Yeldeğirmeni örnek oluyor
Kadıköy Yeldeğirmeni’de devam eden forumlarda, mahallenin sorunları ve yapılması gerekenler konuşuluyor. Yapılması gerekenler el birliğiyle yapılıyor. Etkinliklerden tüm mahalle memnun. Görüştüğümüz mahalleliler, hiçbir şeyin eskisi gibi olmadığını söylüyor.
Sinan Araman
Yeldeğirmeni Kadıköy’e bağlı küçük bir mahalle. Kadıköy’ün merkezinde bulunan ve 16 bin kişinin yaşadığı bu küçük mahallenin nüfusu gün içinde 10 binleri buluyor. Mahallenin üçte birini öğrenciler oluşturuyor. Bunların önemli bir bölümünü de yurt dışından Türkiye’ye gelen öğrenciler oluşturuyor. İçinde yüzlerce irili ufaklı sanat atölyelerinin kafelerin, tarihi binaların bulunduğu mahalle de Gezi direnişinden sonra başka bir heyecan yaşanıyor. Gezi süreci ile başlayan ve park forumları ile devam eden direniş Yeldeğirmeni’nde hâlâ devam ediyor. Mahallede, yabancı öğrenciler için uluslararası forumlardan, Film gösterimlerine, konserlerden, sergilere, çapulcu pazarı ve çapulcu kütüphanesinden, çeşitli eylemlere etkinlikler devam ediyor. Öyleki Yeldeğirmeni’nde hiçbir şey eskisi gibi değil.

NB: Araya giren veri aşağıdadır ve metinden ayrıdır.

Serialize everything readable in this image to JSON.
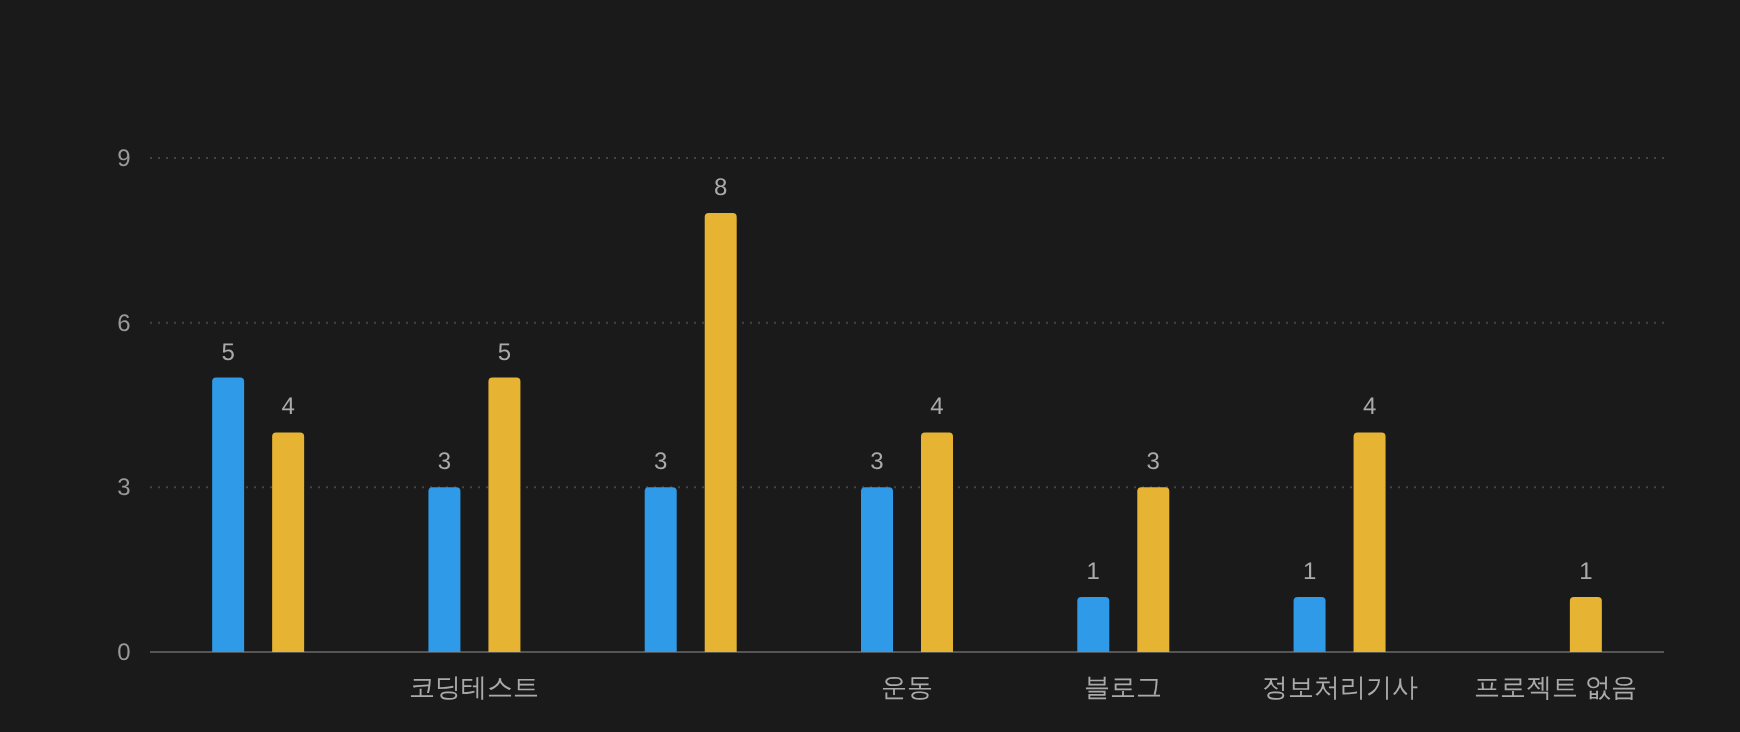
{
  "chart_data": {
    "type": "bar",
    "categories": [
      null,
      "코딩테스트",
      null,
      "운동",
      "블로그",
      "정보처리기사",
      "프로젝트 없음"
    ],
    "series": [
      {
        "color": "#2f9ae8",
        "values": [
          5,
          3,
          3,
          3,
          1,
          1,
          null
        ]
      },
      {
        "color": "#e6b432",
        "values": [
          4,
          5,
          8,
          4,
          3,
          4,
          1
        ]
      }
    ],
    "ylim": [
      0,
      9
    ],
    "yticks": [
      0,
      3,
      6,
      9
    ],
    "grid": "y",
    "data_labels": true
  }
}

Yeldeğirmeni halkı ile hem dayanışmayı hem de mahallelerini konuştuk.
HERKES KAPISINI AÇTI
Yaz aylarında başlayan park forumları birçok yerde havaların soğuması veya yağmur nedeniyle zora girmişti. Fakat Yeldeğirmeni’nin böyle bir sorunu yok. Çünkü mahallede yaşayan esnaf ve cafeler forumların devam etmesi için kapılarını halka açmış durumda.

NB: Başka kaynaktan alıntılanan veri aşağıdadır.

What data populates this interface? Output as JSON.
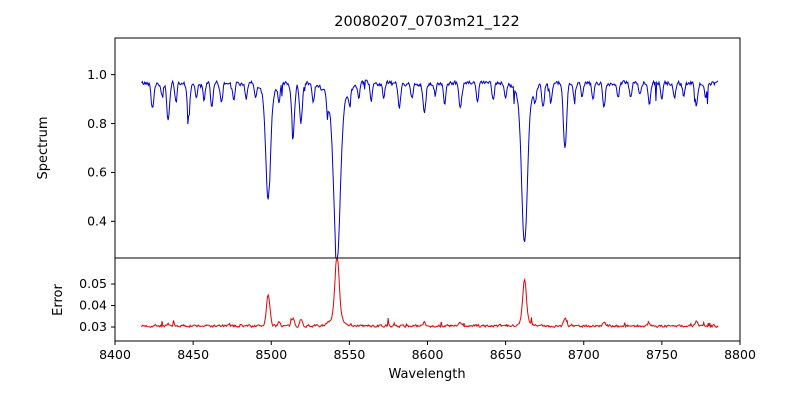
{
  "title": "20080207_0703m21_122",
  "chart_data": [
    {
      "type": "line",
      "panel": "spectrum",
      "series_name": "spectrum",
      "series_color": "#0000cd",
      "ylabel": "Spectrum",
      "xlim": [
        8400,
        8800
      ],
      "ylim": [
        0.25,
        1.15
      ],
      "yticks": [
        0.4,
        0.6,
        0.8,
        1.0
      ],
      "xticks": [
        8400,
        8450,
        8500,
        8550,
        8600,
        8650,
        8700,
        8750,
        8800
      ],
      "x_start": 8417,
      "x_end": 8786,
      "baseline": 0.965,
      "noise_amp": 0.014,
      "seed": 42,
      "grid": false,
      "legend": "none",
      "absorption_lines": [
        [
          8424,
          0.1,
          0.8
        ],
        [
          8430,
          0.06,
          0.7
        ],
        [
          8434,
          0.15,
          0.9
        ],
        [
          8439,
          0.08,
          0.7
        ],
        [
          8447,
          0.13,
          0.9
        ],
        [
          8452,
          0.06,
          0.7
        ],
        [
          8457,
          0.07,
          0.7
        ],
        [
          8462,
          0.1,
          0.8
        ],
        [
          8468,
          0.08,
          0.7
        ],
        [
          8476,
          0.06,
          0.7
        ],
        [
          8484,
          0.07,
          0.7
        ],
        [
          8490,
          0.05,
          0.7
        ],
        [
          8498.0,
          0.42,
          1.5
        ],
        [
          8498.0,
          0.05,
          4.0
        ],
        [
          8505,
          0.06,
          0.7
        ],
        [
          8514,
          0.2,
          1.0
        ],
        [
          8519,
          0.16,
          0.9
        ],
        [
          8527,
          0.07,
          0.7
        ],
        [
          8536,
          0.06,
          0.8
        ],
        [
          8542.1,
          0.63,
          2.0
        ],
        [
          8542.1,
          0.1,
          5.5
        ],
        [
          8550,
          0.05,
          0.7
        ],
        [
          8556,
          0.06,
          0.7
        ],
        [
          8564,
          0.07,
          0.7
        ],
        [
          8572,
          0.06,
          0.7
        ],
        [
          8582,
          0.1,
          0.8
        ],
        [
          8590,
          0.06,
          0.7
        ],
        [
          8598,
          0.13,
          0.9
        ],
        [
          8605,
          0.05,
          0.7
        ],
        [
          8611,
          0.08,
          0.7
        ],
        [
          8621,
          0.1,
          0.8
        ],
        [
          8632,
          0.07,
          0.7
        ],
        [
          8642,
          0.07,
          0.7
        ],
        [
          8650,
          0.06,
          0.7
        ],
        [
          8662.1,
          0.59,
          1.8
        ],
        [
          8662.1,
          0.07,
          4.5
        ],
        [
          8669,
          0.06,
          0.7
        ],
        [
          8674,
          0.1,
          0.8
        ],
        [
          8679,
          0.08,
          0.7
        ],
        [
          8688,
          0.27,
          1.0
        ],
        [
          8694,
          0.06,
          0.7
        ],
        [
          8699,
          0.06,
          0.7
        ],
        [
          8706,
          0.07,
          0.7
        ],
        [
          8713,
          0.09,
          0.8
        ],
        [
          8722,
          0.06,
          0.7
        ],
        [
          8730,
          0.06,
          0.7
        ],
        [
          8736,
          0.05,
          0.7
        ],
        [
          8742,
          0.08,
          0.8
        ],
        [
          8750,
          0.06,
          0.7
        ],
        [
          8758,
          0.06,
          0.7
        ],
        [
          8764,
          0.05,
          0.7
        ],
        [
          8772,
          0.09,
          0.8
        ],
        [
          8778,
          0.06,
          0.7
        ]
      ]
    },
    {
      "type": "line",
      "panel": "error",
      "series_name": "error",
      "series_color": "#e60000",
      "ylabel": "Error",
      "xlabel": "Wavelength",
      "xlim": [
        8400,
        8800
      ],
      "ylim": [
        0.0235,
        0.0621
      ],
      "yticks": [
        0.03,
        0.04,
        0.05
      ],
      "xticks": [
        8400,
        8450,
        8500,
        8550,
        8600,
        8650,
        8700,
        8750,
        8800
      ],
      "x_start": 8417,
      "x_end": 8786,
      "baseline": 0.0305,
      "noise_amp": 0.0009,
      "seed": 7,
      "grid": false,
      "legend": "none",
      "peaks": [
        [
          8498,
          0.0145,
          1.1
        ],
        [
          8505,
          0.002,
          0.8
        ],
        [
          8514,
          0.0035,
          0.9
        ],
        [
          8519,
          0.003,
          0.8
        ],
        [
          8542.1,
          0.029,
          1.3
        ],
        [
          8542.1,
          0.004,
          4.0
        ],
        [
          8598,
          0.002,
          0.8
        ],
        [
          8621,
          0.0015,
          0.8
        ],
        [
          8662.1,
          0.019,
          1.1
        ],
        [
          8662.1,
          0.003,
          3.0
        ],
        [
          8688,
          0.004,
          0.9
        ],
        [
          8713,
          0.0015,
          0.8
        ],
        [
          8742,
          0.0015,
          0.8
        ],
        [
          8772,
          0.002,
          0.8
        ]
      ]
    }
  ]
}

Mavi Defter Kitap Cafe’nin Sahibi Müslüm Efe Doğan’da o esnaflardan biri. Yaklaşık bir yıldır mahallede kalıyor. Toplantılar için mahalleliye kafesini açan Doğan için dayanışmanın en önemli özelliği seksenlerde unutturulan mahalle kültürünü yeniden canlandırıyor olması. “Darbeyle çay bahçelerini, yazlık sinemaları kapattılar. Ailelerin, mahallelilerin bir araya toplandığı bu güzel ortamları yok ettiler. Yozlaşmış, yabancılaşmış, bir mahalle yarattılar. Aynı sokakta, aynı binada yaşayan insanlar birbirinden uzaklaştı, yabancılaştı. Böylesi bir yabancılaşma bireyselleşme üzerinden daha fazla tüketime sevk edildi. AVM’ler bunun için yapıldı” diyen Doğan, dayanışmanın yeniden sosyal ilişkileri güçlendirdiğini, insanları bir araya getirdiğini, paylaşım içine çektiğini belirtiyor.

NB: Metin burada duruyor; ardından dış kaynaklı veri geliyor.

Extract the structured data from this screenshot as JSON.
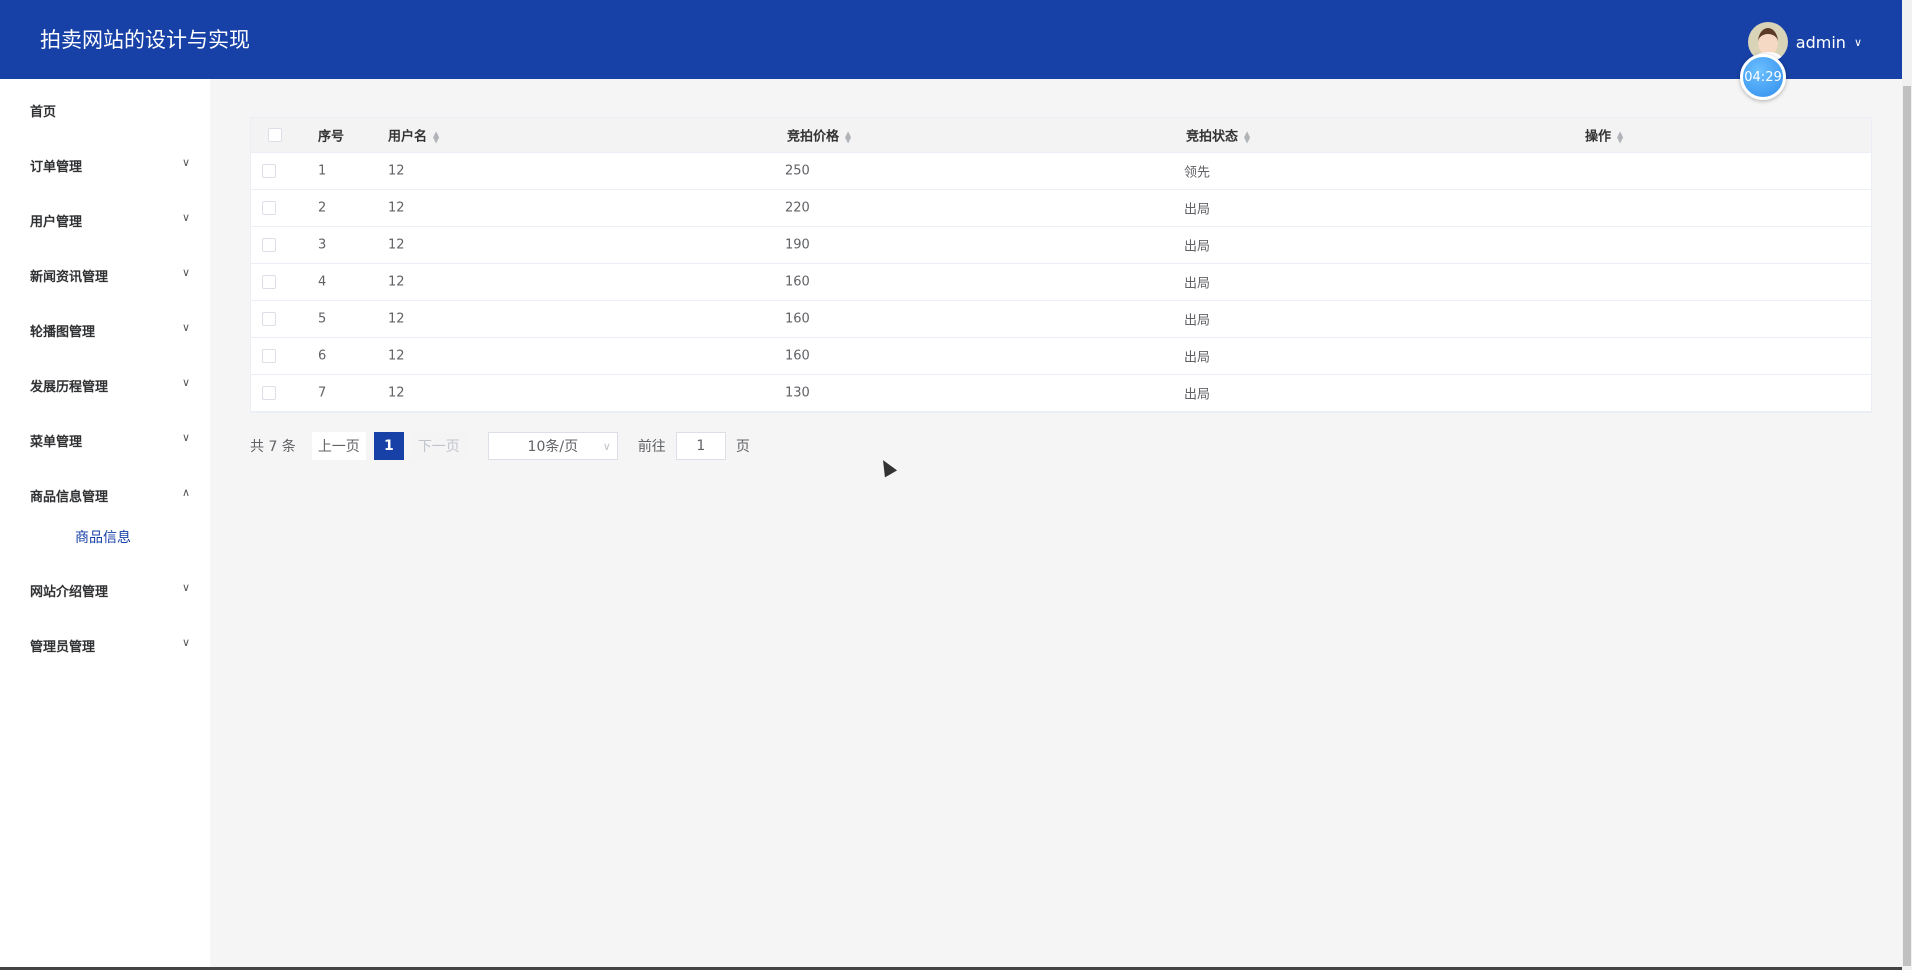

MAHALLE TARİHİNE SAHİP ÇIKIYOR
Yeldeğirmeni dayanışmasının amaçlarından biri de, Gezi sürecinde oluşan duyarlılık ve bilinçle birlikte yeniden tarihine, mimarisine ve doğasına sahip çıkmak. Bunun için dayanışma içinde yer alan avukatlar, mimarlar, yazarlar, edebiyatçılar, şairler, öğretmenler, işçiler, emekçiler, öğrenciler, kısacası herkes kendi ilgi alanından yaşam alanlarını güzelleştirmek için çalışmalar yürütüyor. Bu yüzden Yeldeğirmeni Dayanışmasının faaliyetleri, Çevre ve Kültür Değerlerini Koruma ve Tanıtma Vakfının (ÇEKÜL) ve Tarihi Kentler Birliği (TKB) üyesi Kadıköy Belediyesinin ortaklığında, “Yeldeğirmeni Mahallesi Canlandırma Projesi” ile diyalog içinde yürüyor. Projede yer alan ÇEKÜL çalışanlarından Müge Değirmenci, aynı zamanda mahalle sakinlerinden. Yeldeğirmeni’nin sorunlarını ve ihtiyaçlarını gözlemleyen Yeldeğirmeni halkıyla birlikte yürütülen proje, sürdürülebilir bir canlanmayı hedefliyor. 200 kadar tescilli eserin bulunduğu Yeldeğirmeni’nin alt yapısının yenilenmesi, tarihi eserlerin korunması ve kamusal alanlar yaratılması gibi projeler için çalışmalar yürütüldüğünü belirten Değirmenci, 2 senedir Mural-ist yani sokak sanatı yapıldığını belirtiyor, Değirmenci, kurulan mahalleeviyle kadınlarla ve çocuklarla çeşitli atölye çalışmaları gerçekleştirdiklerini belirtiyor. Gezi’den sonraki süreci ise; “Mahallede bir forum oluşması bizleri müthiş heyecanlandırdı. Dayanışma oluştuktan sonra çalışmaların dinamiği arttı, mahallede erişemediğimiz kişiler de evden sokağa çıktı.” diye anlatıyor.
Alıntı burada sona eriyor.